Für ein Lied und hundert Lieder
denn, ich bin aufgetreten.
Yang Wei, der du mir immer nahe warst wie ein Bruder, du rundlicher Junge mit der schlechten Orthographie, wie lange willst du dich noch herumtreiben? Nicht nur du bist von der Geschichte verraten worden, einem Politischen ist in seiner Bedeutungslosigkeit nicht zu helfen. Die endlose Beschattung durch Spezialagenten in Zivil hat aufgehört, heute kümmert sich keiner mehr um dich, du kannst nur für dich selbst Englisch lernen und dich darauf vorbereiten, am anderen Ende des Ozeans als Tellerwäscher zu arbeiten. Du weißt nicht, dass die Öffentliche und Staatssicherheit die Leute, die sich um uns kümmerten, schon ein paarmal gewechselt hat, und jedes Mal, wenn sie gewechselt haben, mussten die Neuen uns von Angesicht zu Angesicht treffen und einen gefühlsmäßigen Kontakt herstellen. In Gesprächen habe ich entdeckt, dass die neuen Beamten viel vergesslicher waren als die alten, manch einem war der berühmte Cao Jian nicht einmal ein richtiger Begriff, dabei war er sicher eine Persönlichkeit, wie sie in ihrem Gewerbe selten ist.

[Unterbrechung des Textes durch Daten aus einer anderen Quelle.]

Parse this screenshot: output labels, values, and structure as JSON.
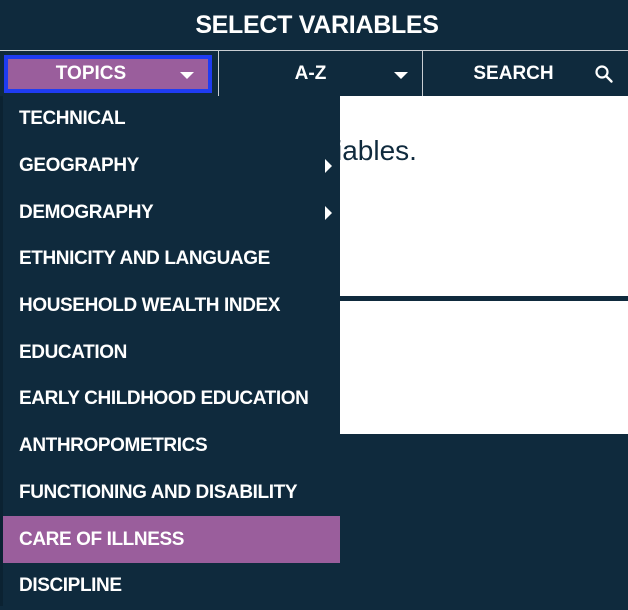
{
  "header": {
    "title": "SELECT VARIABLES"
  },
  "tabs": [
    {
      "label": "TOPICS",
      "icon": "caret-down-icon",
      "active": true
    },
    {
      "label": "A-Z",
      "icon": "caret-down-icon",
      "active": false
    },
    {
      "label": "SEARCH",
      "icon": "search-icon",
      "active": false
    }
  ],
  "content": {
    "text_fragment": "iables."
  },
  "menu": {
    "items": [
      {
        "label": "TECHNICAL",
        "submenu": false
      },
      {
        "label": "GEOGRAPHY",
        "submenu": true
      },
      {
        "label": "DEMOGRAPHY",
        "submenu": true
      },
      {
        "label": "ETHNICITY AND LANGUAGE",
        "submenu": false
      },
      {
        "label": "HOUSEHOLD WEALTH INDEX",
        "submenu": false
      },
      {
        "label": "EDUCATION",
        "submenu": false
      },
      {
        "label": "EARLY CHILDHOOD EDUCATION",
        "submenu": false
      },
      {
        "label": "ANTHROPOMETRICS",
        "submenu": false
      },
      {
        "label": "FUNCTIONING AND DISABILITY",
        "submenu": false
      },
      {
        "label": "CARE OF ILLNESS",
        "submenu": false,
        "highlighted": true
      },
      {
        "label": "DISCIPLINE",
        "submenu": false
      }
    ]
  },
  "colors": {
    "navy": "#0f2a3d",
    "accent_purple": "#9a5e9c",
    "focus_blue": "#1f3cf2",
    "panel_white": "#ffffff"
  }
}
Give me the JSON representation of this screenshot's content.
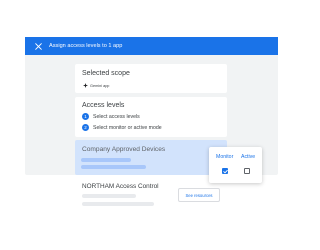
{
  "dialog": {
    "title": "Assign access levels to 1 app",
    "close_icon": "close-icon"
  },
  "scope": {
    "heading": "Selected scope",
    "app_label": "Gemini app",
    "app_icon": "app-icon"
  },
  "access": {
    "heading": "Access levels",
    "steps": [
      {
        "number": "1",
        "label": "Select access levels"
      },
      {
        "number": "2",
        "label": "Select monitor or active mode"
      }
    ]
  },
  "levels": [
    {
      "name": "Company Approved Devices",
      "selected": true
    },
    {
      "name": "NORTHAM Access Control",
      "selected": false
    }
  ],
  "permissions": {
    "monitor_label": "Monitor",
    "active_label": "Active",
    "monitor_checked": true,
    "active_checked": false
  },
  "resources_button": "See resources",
  "colors": {
    "accent": "#1a73e8",
    "selected_bg": "#d2e3fc",
    "panel_bg": "#f1f3f4"
  }
}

Noch immer im Gefängnis oder schon draußen? Was hat das für eine Bedeutung? Ob man nun lebt oder tot ist, Generationen von Konterrevolutionären, alles nur Staub, namenloser Staub, ohne Anfang, ohne Ende. Wenn auf dem Dreckhaufen der Geschichte ein vereinzelter Keim wächst, ist das schon viel; die es zu etwas bringen, das sind nur eine Handvoll. Und diese Handvoll, sind das nicht alles falsche Herren, die ihre Mantous in Menschenblut tunken? Es stimmt schon, unsere Welt ist eine geschickt für falsche Herren konstruierte Welt.
Kleiner Yang Wei, du bist für immer gegangen, seither hat keiner mehr angerufen und keinen Laut von sich gegeben. Deine nervöse Gereiztheit solltest du auskurieren.
Lassen Sie mich noch einmal allein in das Gefängnis Nr. 3 zurückkehren. Es ist genau 10.00 Uhr abends, plötzlich schrillt die Alarmklingel, der Wachhabende mit dem Gruppenleiter der Kommission im Schlepptau drängt ins Zimmer für den Appell, von draußen wird das große Eisenschloss zugesperrt. Die Meute steigt auf die Betten und ruht sich aus. Ich kann nicht schlafen, sitze auf dem Bett, starre auf die helle Deckenleuchte und denke an meine Angelegenheiten. Ich fange an zu blinzeln, der Wachhabende steht eine ganze Weile vor dem Fenster und beobachtet uns, bevor er lautlos davongeht. Ich ziehe ein Brett heraus, nehme Papier und Stift, weiß aber nicht, was ich schreiben soll. An vielen Abenden tue ich das, immer gleich.
»Der Kopf setzt Rost an«, denke ich. »Feifei, meine Schwester, die schon so lange tot ist, entsteigt dem rostfleckigen Gedächtnis, der Rost verwandelt sich auf der Stelle in Blumen, mit denen ihr Gewand bestickt ist.«
»Ich helfe dir saubermachen, Brüderlein«, sagt sie lachend und greift mir mit ihrem kühlen Finger in die Stirn. Während sie das Hirn, das sie herausholt, sorgfältig reinigt, werde ich langsam klarer. Das war ein vollkommener Tag.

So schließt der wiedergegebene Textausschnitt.